The explicit material was broadcast in July 2012 at around 6 p.m. during an evening news story about a local rescue squad volunteer who had previously acted in adult films, the NAL said. During the report, the station aired a brief screenshot from an adult film website hosting one of the volunteer’s films. Though the online clip of the volunteer didn’t contain indecent material, the screenshot included ads around the borders of the clip that included an “image of sexual activity involving manipulation of an erect penis” the NAL said. Though WDBJ said the explicit images weren’t visible during the editing process, a photojournalist for the station said he just didn’t notice the explicit pictures, the NAL said. After receiving viewer complaints, WDBJ didn’t rebroadcast the report, and removed it from the station’s website, the NAL said.
Though WDBJ has argued that the image was fleeting, the FCC said the duration was “not so brief as to preclude an indecency finding,” and said it was “sufficient to attract and hold viewers’ attention” since the station received several complaints. One broadcast attorney told us some previous FCCs may not have assessed a fine for this offense since it was unintentional and so brief, but the Parents Television Council’s Grassroots Director Melissa Henson disagreed. “This was so clearly a violation, I very much doubt this would have been given a pass,” Henson said.
The subject matter of the report likely contributed to the fine, Henson and the attorney said. If the sexual content had occurred in the background of a fire or some other news event, the FCC may have been more likely to see its inclusion as inadvertent, they said. “This was not circumstances beyond their control,” Henson said. “WDBJ included in the broadcast images from the adult film website that distributes films featuring the former star of such films. As a direct consequence of that action, in conjunction with its failure to monitor the full content of the broadcast, the Licensee aired the sexually explicit images,” the NAL said.

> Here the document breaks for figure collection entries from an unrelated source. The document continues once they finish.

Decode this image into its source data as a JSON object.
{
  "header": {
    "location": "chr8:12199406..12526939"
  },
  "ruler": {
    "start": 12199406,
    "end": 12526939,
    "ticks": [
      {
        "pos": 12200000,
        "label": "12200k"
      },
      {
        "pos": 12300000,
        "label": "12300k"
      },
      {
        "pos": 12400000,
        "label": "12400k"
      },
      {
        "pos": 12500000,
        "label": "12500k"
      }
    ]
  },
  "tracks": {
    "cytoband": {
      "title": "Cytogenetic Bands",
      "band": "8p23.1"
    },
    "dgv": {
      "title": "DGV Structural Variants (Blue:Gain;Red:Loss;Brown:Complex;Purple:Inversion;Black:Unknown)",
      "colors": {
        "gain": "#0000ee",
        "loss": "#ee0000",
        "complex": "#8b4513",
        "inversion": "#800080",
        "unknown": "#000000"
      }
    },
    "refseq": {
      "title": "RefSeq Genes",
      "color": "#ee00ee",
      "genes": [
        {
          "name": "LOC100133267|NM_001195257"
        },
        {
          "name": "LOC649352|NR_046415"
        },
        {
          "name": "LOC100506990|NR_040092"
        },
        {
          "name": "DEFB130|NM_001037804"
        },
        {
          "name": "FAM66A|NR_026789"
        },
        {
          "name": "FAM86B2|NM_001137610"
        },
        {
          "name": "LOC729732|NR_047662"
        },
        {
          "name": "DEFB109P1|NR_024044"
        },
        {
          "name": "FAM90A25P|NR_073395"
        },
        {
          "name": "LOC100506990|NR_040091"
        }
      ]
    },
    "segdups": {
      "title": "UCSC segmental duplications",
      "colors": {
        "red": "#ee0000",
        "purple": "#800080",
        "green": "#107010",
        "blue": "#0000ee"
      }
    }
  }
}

WDBJ said the FCC hadn’t provided proper notice that this sort of material would be indecent, since it issued a 2013 public notice seeking comment on its indecency policies “without clearly articulating the standards that would apply to indecency enforcement or whether the indecency policies would or would not apply during the pendency of the comment period,” the NAL said. Commission precedent shows that graphic sexual activity violates the FCC’s indecency policy, the NAL said. Though Henson conceded that the FCC’s indecency policies can be seen to have “a gray area,” WDBJ’s violation was so extreme that its indecency isn’t in doubt, Henson said.
The “enormous fine” proposed by the FCC is “an extraordinary burden on protected speech,” WDBJ said. The FCC’s base forfeiture for a violation of the indecency rules is $7,000, WDBJ said. “This unprecedented proposed fine is more than 46 times higher than the FCC’s own determination of the punishment for indecent speech,” said the station. The high fine could be “a signal that the FCC is serious about enforcing its indecency policy,” Henson said. “Today must not be the conclusion of indecency enforcement; rather it must be just the beginning of FCC enforcement action,” said PTC in a statement. The video clip “depicted not only nudity but also graphic sexual activity during a program that was broadcast when there was a reasonable risk that children were likely to be in the audience,” said the FCC in explanation of the fine.